Recently, the Greenland Ice Sheet (GrIS) has become the main source of barystatic sea-level rise1,2. The increase in the GrIS melt is linked to anticyclonic circulation anomalies, a reduction in cloud cover and enhanced warm-air advection3–7. The Climate Model Intercomparison Project fifth phase (CMIP5) General Circulation Models (GCMs) do not capture recent circulation dynamics; therefore, regional climate models (RCMs) driven by GCMs still show significant uncertainties in future GrIS sea-level contribution, even within one emission scenario5,8–10. Here, we use the RCM Modele Atmospherique Regional to show that the modelled cloud water phase is the main source of disagreement among future GrIS melt projections. We show that, in the current climate, anticyclonic circulation results in more melting than under a neutral-circulation regime. However, we find that the GrIS longwave cloud radiative effect is extremely sensitive to the modelled cloud liquid-water path, which explains melt anomalies of +378 Gt yr–1 (+1.04 mm yr–1 global sea level equivalent) in a +2 °C-warmer climate with a neutral-circulation regime (equivalent to 21% more melt than under anticyclonic circulation).

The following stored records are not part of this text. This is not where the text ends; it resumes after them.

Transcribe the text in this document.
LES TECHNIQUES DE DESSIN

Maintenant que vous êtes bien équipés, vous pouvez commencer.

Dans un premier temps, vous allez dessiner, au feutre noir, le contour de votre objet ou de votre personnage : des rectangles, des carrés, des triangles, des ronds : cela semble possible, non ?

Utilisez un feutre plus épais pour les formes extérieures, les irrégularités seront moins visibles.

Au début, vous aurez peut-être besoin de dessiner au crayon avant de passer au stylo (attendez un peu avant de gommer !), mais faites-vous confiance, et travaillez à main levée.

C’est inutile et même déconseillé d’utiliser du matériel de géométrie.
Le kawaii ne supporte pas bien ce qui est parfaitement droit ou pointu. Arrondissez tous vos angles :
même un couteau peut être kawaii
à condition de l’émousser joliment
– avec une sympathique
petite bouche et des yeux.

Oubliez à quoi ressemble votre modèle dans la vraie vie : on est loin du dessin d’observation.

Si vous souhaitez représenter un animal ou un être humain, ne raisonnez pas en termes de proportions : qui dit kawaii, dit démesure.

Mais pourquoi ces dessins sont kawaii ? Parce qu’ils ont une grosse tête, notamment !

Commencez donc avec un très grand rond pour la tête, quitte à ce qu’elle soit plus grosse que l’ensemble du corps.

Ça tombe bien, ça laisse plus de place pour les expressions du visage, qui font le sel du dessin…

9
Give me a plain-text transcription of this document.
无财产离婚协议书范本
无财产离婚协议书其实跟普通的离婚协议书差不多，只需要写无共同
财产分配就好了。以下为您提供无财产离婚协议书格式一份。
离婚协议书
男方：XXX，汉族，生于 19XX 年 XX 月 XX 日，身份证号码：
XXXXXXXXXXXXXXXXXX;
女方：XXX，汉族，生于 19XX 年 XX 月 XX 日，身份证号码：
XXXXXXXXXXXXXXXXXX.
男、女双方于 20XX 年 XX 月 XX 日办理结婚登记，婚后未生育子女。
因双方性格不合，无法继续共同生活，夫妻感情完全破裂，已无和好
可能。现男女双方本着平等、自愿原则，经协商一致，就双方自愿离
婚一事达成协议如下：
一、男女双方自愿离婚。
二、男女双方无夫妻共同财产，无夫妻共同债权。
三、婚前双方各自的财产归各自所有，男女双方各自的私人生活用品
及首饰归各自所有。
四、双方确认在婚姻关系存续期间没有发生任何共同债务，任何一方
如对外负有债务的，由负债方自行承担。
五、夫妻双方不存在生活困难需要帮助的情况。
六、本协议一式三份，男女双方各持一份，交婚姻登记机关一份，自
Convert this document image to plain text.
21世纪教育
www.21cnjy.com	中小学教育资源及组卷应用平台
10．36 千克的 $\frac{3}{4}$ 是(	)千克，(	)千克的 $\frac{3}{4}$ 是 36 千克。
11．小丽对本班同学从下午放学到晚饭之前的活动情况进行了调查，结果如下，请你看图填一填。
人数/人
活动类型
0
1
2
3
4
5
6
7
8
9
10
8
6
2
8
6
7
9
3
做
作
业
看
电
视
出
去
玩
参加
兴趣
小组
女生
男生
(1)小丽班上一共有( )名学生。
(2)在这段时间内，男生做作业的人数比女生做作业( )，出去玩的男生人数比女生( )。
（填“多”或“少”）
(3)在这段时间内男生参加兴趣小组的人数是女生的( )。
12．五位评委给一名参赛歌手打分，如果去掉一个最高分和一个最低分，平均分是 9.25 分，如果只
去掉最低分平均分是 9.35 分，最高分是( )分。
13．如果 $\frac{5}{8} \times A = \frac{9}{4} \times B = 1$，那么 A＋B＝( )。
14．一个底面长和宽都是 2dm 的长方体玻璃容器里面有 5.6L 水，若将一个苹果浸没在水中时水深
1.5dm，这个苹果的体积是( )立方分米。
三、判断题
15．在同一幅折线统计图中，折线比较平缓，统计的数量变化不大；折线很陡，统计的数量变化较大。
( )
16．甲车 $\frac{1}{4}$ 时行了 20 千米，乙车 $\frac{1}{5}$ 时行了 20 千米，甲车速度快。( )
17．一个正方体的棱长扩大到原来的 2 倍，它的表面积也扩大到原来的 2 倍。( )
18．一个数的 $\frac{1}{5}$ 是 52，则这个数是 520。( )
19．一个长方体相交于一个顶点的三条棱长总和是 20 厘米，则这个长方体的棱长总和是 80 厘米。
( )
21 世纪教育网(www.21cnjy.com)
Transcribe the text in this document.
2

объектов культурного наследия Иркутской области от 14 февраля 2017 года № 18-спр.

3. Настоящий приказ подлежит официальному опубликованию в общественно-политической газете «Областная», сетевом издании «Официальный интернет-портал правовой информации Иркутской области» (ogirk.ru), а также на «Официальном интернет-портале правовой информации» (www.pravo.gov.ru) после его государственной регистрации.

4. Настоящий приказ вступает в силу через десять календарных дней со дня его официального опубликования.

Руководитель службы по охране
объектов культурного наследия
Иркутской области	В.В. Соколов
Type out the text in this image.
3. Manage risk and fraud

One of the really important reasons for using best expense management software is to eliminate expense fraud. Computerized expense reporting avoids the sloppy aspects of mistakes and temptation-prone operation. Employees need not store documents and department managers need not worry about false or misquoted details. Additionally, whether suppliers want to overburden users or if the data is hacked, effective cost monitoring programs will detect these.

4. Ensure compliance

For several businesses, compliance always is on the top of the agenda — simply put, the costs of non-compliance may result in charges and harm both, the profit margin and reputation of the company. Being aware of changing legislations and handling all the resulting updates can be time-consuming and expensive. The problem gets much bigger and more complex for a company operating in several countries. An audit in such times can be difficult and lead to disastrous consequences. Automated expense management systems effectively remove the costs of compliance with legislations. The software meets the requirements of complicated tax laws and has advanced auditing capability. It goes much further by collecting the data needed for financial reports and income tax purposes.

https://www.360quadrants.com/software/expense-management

The discrepancies between modelled cloud properties within a high-emission scenario introduce larger uncertainties in projected melt volumes than the difference in melt between low- and high-emission scenarios11. Greenland Ice Sheet melt is contributing to sea-level rise; however, uncertainties exist about its future contributions. A regional climate model shows that clouds are the primary cause of this uncertainty, with melt varying significantly depending on the cloud water phase and atmospheric circulation.